Narasimham however credits Pulla Reddy for the immense work done by him during the evacuation period. He states that Pulla Reddy was instrumental in constructing air raid shelters and water reservoirs for firefighting and also conducting several mock drills and training the staff in Air Raid Precautions. Pulla Reddy succeeded in keeping the morale of the Corporation staff high by taking care of their needs and by running common kitchens for them as their families had left the city. While crediting Satyamurti’s persistent efforts being instrumental in the Government taking up of the Poondi reservoir project, Narasimham states that Pulla Reddy played a significant role in bringing the long-contemplated project to fruition.

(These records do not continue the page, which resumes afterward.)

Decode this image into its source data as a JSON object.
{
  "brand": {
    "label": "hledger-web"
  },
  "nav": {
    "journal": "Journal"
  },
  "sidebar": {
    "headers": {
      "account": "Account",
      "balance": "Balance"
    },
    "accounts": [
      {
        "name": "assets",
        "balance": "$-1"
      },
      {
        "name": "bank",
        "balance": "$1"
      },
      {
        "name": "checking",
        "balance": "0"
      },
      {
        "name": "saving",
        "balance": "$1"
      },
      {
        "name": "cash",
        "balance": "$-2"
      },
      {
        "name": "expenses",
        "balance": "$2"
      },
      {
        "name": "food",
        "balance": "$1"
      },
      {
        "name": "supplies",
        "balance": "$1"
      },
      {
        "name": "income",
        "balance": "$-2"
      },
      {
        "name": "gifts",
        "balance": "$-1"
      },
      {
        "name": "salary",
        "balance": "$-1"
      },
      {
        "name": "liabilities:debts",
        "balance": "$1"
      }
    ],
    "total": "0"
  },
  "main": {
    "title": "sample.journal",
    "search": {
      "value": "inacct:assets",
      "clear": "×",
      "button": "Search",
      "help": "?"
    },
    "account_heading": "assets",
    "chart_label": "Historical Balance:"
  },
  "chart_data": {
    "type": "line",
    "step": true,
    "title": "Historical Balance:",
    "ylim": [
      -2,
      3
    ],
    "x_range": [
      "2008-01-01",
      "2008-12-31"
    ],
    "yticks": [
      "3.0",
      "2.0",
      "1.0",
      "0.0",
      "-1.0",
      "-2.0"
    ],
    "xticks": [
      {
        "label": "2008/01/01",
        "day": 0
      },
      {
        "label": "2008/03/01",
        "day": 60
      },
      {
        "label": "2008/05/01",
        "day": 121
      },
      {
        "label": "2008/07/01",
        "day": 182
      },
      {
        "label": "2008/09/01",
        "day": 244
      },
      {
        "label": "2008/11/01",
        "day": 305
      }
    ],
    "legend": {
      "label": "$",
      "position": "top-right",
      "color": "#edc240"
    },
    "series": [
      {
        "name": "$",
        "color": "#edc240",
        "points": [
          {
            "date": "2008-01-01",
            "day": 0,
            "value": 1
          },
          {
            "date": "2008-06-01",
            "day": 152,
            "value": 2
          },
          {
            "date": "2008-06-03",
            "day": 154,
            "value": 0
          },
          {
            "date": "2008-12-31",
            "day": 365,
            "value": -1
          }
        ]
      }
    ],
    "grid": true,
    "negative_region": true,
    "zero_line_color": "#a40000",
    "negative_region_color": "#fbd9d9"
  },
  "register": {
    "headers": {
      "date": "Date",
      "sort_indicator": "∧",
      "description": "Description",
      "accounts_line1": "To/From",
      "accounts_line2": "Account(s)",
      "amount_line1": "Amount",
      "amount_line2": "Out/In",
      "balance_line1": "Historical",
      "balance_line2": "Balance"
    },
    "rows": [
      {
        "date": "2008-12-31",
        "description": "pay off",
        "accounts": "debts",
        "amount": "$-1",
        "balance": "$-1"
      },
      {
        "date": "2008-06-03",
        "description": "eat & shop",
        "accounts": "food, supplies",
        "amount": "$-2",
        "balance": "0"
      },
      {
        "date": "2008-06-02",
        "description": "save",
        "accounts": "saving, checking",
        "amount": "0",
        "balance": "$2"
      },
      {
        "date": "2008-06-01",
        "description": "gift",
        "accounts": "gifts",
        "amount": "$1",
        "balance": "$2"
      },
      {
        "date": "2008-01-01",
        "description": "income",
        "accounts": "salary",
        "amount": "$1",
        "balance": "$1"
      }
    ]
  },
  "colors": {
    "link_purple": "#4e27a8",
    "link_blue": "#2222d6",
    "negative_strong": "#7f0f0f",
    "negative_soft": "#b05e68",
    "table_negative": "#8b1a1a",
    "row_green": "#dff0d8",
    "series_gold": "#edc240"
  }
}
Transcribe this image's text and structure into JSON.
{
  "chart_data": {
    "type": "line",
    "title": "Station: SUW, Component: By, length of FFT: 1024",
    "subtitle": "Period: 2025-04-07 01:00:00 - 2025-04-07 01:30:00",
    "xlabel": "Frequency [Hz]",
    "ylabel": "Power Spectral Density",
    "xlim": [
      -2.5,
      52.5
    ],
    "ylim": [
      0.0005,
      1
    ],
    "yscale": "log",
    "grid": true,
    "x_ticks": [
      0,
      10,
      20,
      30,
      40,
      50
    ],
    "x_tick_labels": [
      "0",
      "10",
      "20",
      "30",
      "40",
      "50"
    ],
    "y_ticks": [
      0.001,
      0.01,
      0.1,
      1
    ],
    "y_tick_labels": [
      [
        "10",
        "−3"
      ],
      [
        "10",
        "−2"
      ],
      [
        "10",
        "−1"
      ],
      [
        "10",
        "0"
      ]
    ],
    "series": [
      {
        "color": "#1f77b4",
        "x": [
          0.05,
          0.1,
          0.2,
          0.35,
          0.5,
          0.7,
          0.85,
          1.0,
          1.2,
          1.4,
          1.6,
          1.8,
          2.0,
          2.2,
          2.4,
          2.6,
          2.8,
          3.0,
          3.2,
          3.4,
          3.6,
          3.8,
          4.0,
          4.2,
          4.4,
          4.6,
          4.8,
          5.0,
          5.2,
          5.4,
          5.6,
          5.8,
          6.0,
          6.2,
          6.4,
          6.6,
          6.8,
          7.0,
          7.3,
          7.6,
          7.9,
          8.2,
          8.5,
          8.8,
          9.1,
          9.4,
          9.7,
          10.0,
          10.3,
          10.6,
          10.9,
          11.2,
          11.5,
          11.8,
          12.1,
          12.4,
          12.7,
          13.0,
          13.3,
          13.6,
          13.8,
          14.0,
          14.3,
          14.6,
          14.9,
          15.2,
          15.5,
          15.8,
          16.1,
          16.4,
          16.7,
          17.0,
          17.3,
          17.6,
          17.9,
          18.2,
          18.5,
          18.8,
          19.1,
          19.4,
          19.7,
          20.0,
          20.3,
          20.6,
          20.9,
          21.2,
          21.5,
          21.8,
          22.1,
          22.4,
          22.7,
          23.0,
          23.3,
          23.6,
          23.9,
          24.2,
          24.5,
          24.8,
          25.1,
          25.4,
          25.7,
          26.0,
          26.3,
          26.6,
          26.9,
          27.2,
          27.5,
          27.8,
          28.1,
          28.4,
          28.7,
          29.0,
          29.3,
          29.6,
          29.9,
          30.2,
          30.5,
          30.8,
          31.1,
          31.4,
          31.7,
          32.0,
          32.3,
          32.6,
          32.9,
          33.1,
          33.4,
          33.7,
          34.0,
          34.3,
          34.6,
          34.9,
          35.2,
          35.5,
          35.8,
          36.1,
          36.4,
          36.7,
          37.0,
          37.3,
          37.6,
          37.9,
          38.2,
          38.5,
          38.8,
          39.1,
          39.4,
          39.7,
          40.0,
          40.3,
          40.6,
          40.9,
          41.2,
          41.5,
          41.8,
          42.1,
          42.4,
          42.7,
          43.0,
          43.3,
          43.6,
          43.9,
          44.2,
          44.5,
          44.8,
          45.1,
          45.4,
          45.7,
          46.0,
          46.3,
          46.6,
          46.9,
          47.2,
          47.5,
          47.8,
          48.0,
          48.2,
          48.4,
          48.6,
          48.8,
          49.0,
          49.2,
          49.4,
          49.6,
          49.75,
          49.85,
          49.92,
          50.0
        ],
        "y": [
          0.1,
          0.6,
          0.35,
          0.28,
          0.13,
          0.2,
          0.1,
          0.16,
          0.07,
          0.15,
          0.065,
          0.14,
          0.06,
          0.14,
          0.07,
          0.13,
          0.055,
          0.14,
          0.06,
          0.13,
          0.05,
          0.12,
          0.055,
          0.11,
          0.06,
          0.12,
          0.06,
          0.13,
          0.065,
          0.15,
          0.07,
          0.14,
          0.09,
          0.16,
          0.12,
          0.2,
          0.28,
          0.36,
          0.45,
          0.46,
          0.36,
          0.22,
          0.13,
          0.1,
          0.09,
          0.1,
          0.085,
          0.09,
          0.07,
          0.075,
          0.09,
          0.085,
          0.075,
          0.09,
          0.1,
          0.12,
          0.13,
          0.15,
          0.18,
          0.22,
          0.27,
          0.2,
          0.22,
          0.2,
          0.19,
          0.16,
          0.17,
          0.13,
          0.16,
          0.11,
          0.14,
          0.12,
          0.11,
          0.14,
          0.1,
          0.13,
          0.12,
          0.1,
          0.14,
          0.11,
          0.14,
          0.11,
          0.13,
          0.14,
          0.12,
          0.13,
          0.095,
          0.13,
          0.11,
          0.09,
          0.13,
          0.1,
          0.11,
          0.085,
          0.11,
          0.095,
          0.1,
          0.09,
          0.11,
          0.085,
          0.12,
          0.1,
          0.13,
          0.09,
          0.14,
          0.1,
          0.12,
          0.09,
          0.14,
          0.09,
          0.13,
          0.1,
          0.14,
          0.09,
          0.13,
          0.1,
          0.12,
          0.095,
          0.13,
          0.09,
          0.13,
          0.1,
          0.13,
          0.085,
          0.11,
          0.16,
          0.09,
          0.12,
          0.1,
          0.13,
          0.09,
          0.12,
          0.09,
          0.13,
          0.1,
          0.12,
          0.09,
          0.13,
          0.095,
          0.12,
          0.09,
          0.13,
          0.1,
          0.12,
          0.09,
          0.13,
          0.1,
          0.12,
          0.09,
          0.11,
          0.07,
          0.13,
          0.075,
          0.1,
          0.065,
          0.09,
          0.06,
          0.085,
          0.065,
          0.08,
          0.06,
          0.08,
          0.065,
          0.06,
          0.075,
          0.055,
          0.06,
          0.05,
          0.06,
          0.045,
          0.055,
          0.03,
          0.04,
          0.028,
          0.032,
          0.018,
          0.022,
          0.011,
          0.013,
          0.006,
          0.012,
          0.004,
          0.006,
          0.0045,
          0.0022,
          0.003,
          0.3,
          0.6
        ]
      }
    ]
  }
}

Summing up his reminiscences of Pulla Reddy’s tenure in the Corporation, Narasimham states that while Pulla Reddy was completely honest and hardworking, he was not suited for work in areas of rapid development. He says that Pulla Reddy’s failure to make a mark as a Commissioner was on account of multiple reasons, including the fact that he did not give his officers enough freedom and that he was often given to wasting his time on matters that did not merit much attention such as anonymous and pseudonymous petitions, offensive speeches made in the Council etc, while pushing important issues behind. All of this in Narasimham’s view resulted in Pulla Reddy being shunted off to Ramnad as Collector after his tenure as Corporation Commissioner ended. It was in ICS terms an “inchoate small district with its headquarters in Madurai outside the district”. Pulla Reddy was so incensed at this that he went on leave.
That departure from the Madras Corporation was not without its share of intrigue if Narasimham is to be believed. Having had two extensions as Commissioner, Pulla Reddy was quite fond of stating that he had had enough and would be glad to leave on some other posting. But in reality he was angling for a third extension and almost succeeded in getting it. It was for this reason that while overtly supporting the appointment of JPL Shenoy, ICS as his successor, he covertly resorted to delaying his departure, hoping that his extension would somehow come through in the interim. Shenoy however was no innocent when it came to such manipulations and short-circuited the matter by landing up on the appointed day to take charge. Narasimham must have been indulged in a private joke for it was he who ensured that the major land development in west Madras in the early 1950s was named Shenoy Nagar, with the main thoroughfare being named after Pulla Reddy. The two remain forever in uncomfortable proximity.
While recognising that Narasimham’s account could suffer from bias for whatever reason and could be perception-based, it reiterates the theory that history is often a tale of the victorious, suggesting that there exists a definite possibility for an alternative view of events of the past.